The main objectives of the simpatix project are to a) develop methods for the construction of structured, process-oriented case representations from large data sets including unstructured documents; b) research algorithms for process-enhanced similarity search over richly annotated case collections; and to c) design and implement a generic repository to store process-enhanced case collections that allows scalable, effective similarity search. The work programme consists of 5 work packages.

WP1: Information Extraction.

The first work package targets information extraction from EHR and accompanying documents. Relevant entities will be recognized and normalized to common medical ontological identifiers by building as much as possible on existing tools for clinical information extraction. Confidence levels will be included with the annotations to represent uncertainties about the chosen identifiers.

WP2: Construction of Structured Case Representations.

The second work package focuses on the systematic construction of structured case representations from the given document collections based on the documents’ temporal alignment. Several sources of information will be used, including document metadata, data and time data extracted from documents, and clinical guidelines as skeleton process templates. An intermediate evaluation with medical professionals will assess the level of correctness and consistency of the representations constructed in this WP with the corresponding annotated cases.

WP3: Similarity of Richly Annotated Structured Cases.

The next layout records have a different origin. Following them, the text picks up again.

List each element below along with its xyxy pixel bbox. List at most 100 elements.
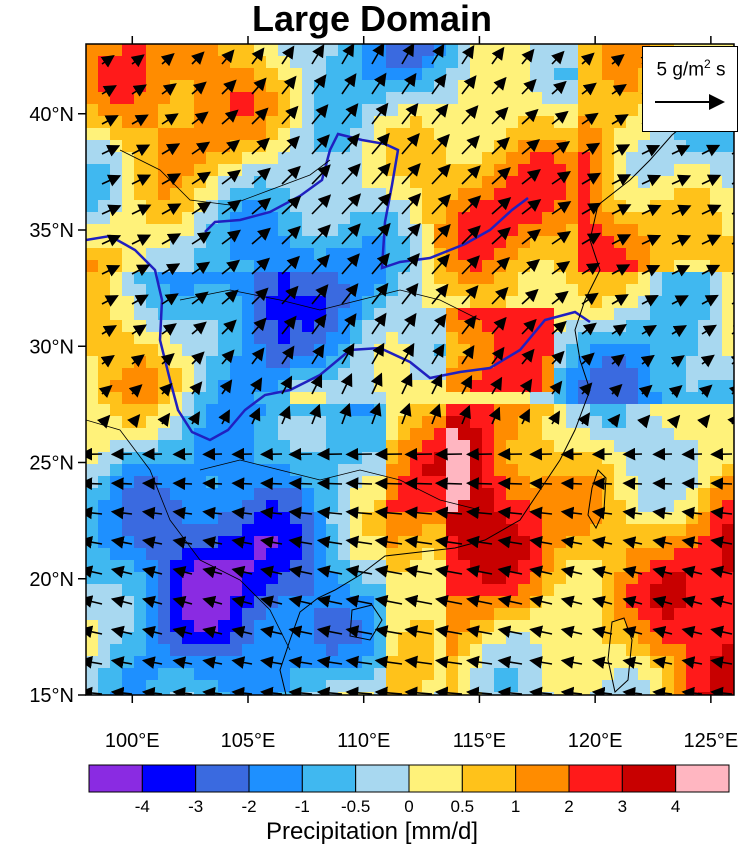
field-cell bbox=[122, 212, 134, 224]
field-cell bbox=[122, 680, 134, 692]
field-cell bbox=[122, 164, 134, 176]
field-cell bbox=[158, 68, 170, 80]
field-cell bbox=[698, 176, 710, 188]
field-cell bbox=[698, 620, 710, 632]
field-cell bbox=[518, 476, 530, 488]
field-cell bbox=[122, 416, 134, 428]
flux-vector bbox=[172, 656, 193, 669]
field-cell bbox=[458, 248, 470, 260]
field-cell bbox=[482, 524, 494, 536]
field-cell bbox=[710, 416, 722, 428]
field-cell bbox=[98, 68, 110, 80]
field-cell bbox=[686, 668, 698, 680]
field-cell bbox=[206, 680, 218, 692]
field-cell bbox=[86, 104, 98, 116]
field-cell bbox=[254, 608, 266, 620]
colorbar-swatch bbox=[248, 764, 303, 793]
flux-vector bbox=[191, 171, 212, 185]
field-cell bbox=[290, 548, 302, 560]
field-cell bbox=[146, 56, 158, 68]
flux-vector bbox=[710, 565, 733, 579]
field-cell bbox=[446, 512, 458, 524]
field-cell bbox=[278, 464, 290, 476]
field-cell bbox=[266, 428, 278, 440]
flux-vector bbox=[551, 320, 567, 335]
field-cell bbox=[194, 272, 206, 284]
field-cell bbox=[590, 404, 602, 416]
field-cell bbox=[134, 536, 146, 548]
field-cell bbox=[446, 464, 458, 476]
field-cell bbox=[134, 128, 146, 140]
colorbar-tick-label: 2 bbox=[564, 797, 573, 816]
field-cell bbox=[494, 368, 506, 380]
field-cell bbox=[518, 212, 530, 224]
field-cell bbox=[578, 476, 590, 488]
field-cell bbox=[206, 368, 218, 380]
field-cell bbox=[578, 224, 590, 236]
field-cell bbox=[386, 80, 398, 92]
field-cell bbox=[206, 608, 218, 620]
flux-vector bbox=[581, 322, 597, 336]
field-cell bbox=[698, 380, 710, 392]
field-cell bbox=[614, 164, 626, 176]
field-cell bbox=[194, 440, 206, 452]
flux-vector bbox=[430, 373, 443, 395]
field-cell bbox=[218, 548, 230, 560]
field-cell bbox=[266, 128, 278, 140]
field-cell bbox=[170, 368, 182, 380]
field-cell bbox=[158, 224, 170, 236]
lon-tick-label: 105°E bbox=[221, 730, 276, 752]
field-cell bbox=[542, 668, 554, 680]
field-cell bbox=[638, 368, 650, 380]
flux-vector bbox=[371, 132, 390, 155]
field-cell bbox=[110, 428, 122, 440]
flux-vector bbox=[131, 234, 152, 246]
field-cell bbox=[146, 152, 158, 164]
flux-vector bbox=[652, 686, 673, 695]
field-cell bbox=[122, 308, 134, 320]
field-cell bbox=[278, 140, 290, 152]
field-cell bbox=[422, 428, 434, 440]
flux-vector bbox=[191, 201, 212, 215]
field-cell bbox=[506, 416, 518, 428]
field-cell bbox=[542, 140, 554, 152]
field-cell bbox=[686, 284, 698, 296]
field-cell bbox=[182, 428, 194, 440]
field-cell bbox=[530, 236, 542, 248]
field-cell bbox=[578, 152, 590, 164]
field-cell bbox=[386, 428, 398, 440]
field-cell bbox=[722, 380, 734, 392]
flux-vector bbox=[231, 686, 253, 695]
flux-vector bbox=[288, 477, 313, 491]
field-cell bbox=[230, 236, 242, 248]
flux-vector bbox=[127, 414, 141, 428]
field-cell bbox=[374, 428, 386, 440]
field-cell bbox=[554, 224, 566, 236]
flux-vector bbox=[399, 402, 412, 425]
field-cell bbox=[566, 488, 578, 500]
flux-vector bbox=[641, 174, 662, 187]
field-cell bbox=[710, 692, 722, 695]
field-cell bbox=[158, 44, 170, 56]
field-cell bbox=[146, 212, 158, 224]
field-cell bbox=[170, 632, 182, 644]
field-cell bbox=[110, 392, 122, 404]
colorbar-tick-label: 4 bbox=[671, 797, 680, 816]
field-cell bbox=[254, 632, 266, 644]
field-cell bbox=[122, 584, 134, 596]
flux-vector bbox=[345, 477, 373, 490]
field-cell bbox=[122, 200, 134, 212]
field-cell bbox=[146, 44, 158, 56]
field-cell bbox=[278, 488, 290, 500]
field-cell bbox=[146, 464, 158, 476]
field-cell bbox=[638, 212, 650, 224]
field-cell bbox=[254, 668, 266, 680]
field-cell bbox=[230, 344, 242, 356]
field-cell bbox=[110, 488, 122, 500]
field-cell bbox=[326, 572, 338, 584]
field-cell bbox=[218, 572, 230, 584]
flux-vector bbox=[130, 354, 145, 368]
field-cell bbox=[518, 332, 530, 344]
field-cell bbox=[530, 176, 542, 188]
field-cell bbox=[434, 680, 446, 692]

Once a set of medical case representations are available and approved, methods of assessing the similarity of the collected medical cases will be studied. The patients’ medical cases will be represented as time-structured processes of annotated events created in WP2,  accompanied by time-invariate data such as the patient’s age or genetic profile, where available. Assessment of similarity will then consider four levels: the level of whole patient cases including static data and process information, the level of whole or partial processes, the level of single events (within each process), and the level of different entity types and their values (annotating each event). To resolve inter-event causalities, we will investigate aligning our automatically extracted cases to processes manually created from clinical guidelines.

WP4: Case Repository.

A repository framework will be designed and implemented to allow efficient retrieval of cases using different similarity measures. Research questions encompass the definition of a suitable storage format and similarity-indexing algorithm; furthermore, we will implement an interface to allow retrieval and display of the stored cases. For easy setup and maintenance, we plan to use existing applications and libraries as much as possible.

WP5: Evaluation.

Evaluation of the similarity measures proposed in WP4 will be done with the medical experts cooperating on the project. This evaluation will specifically target the use case of decision support: For a given case, find the k most similar patients for which data is available beyond the current point of care of the query case.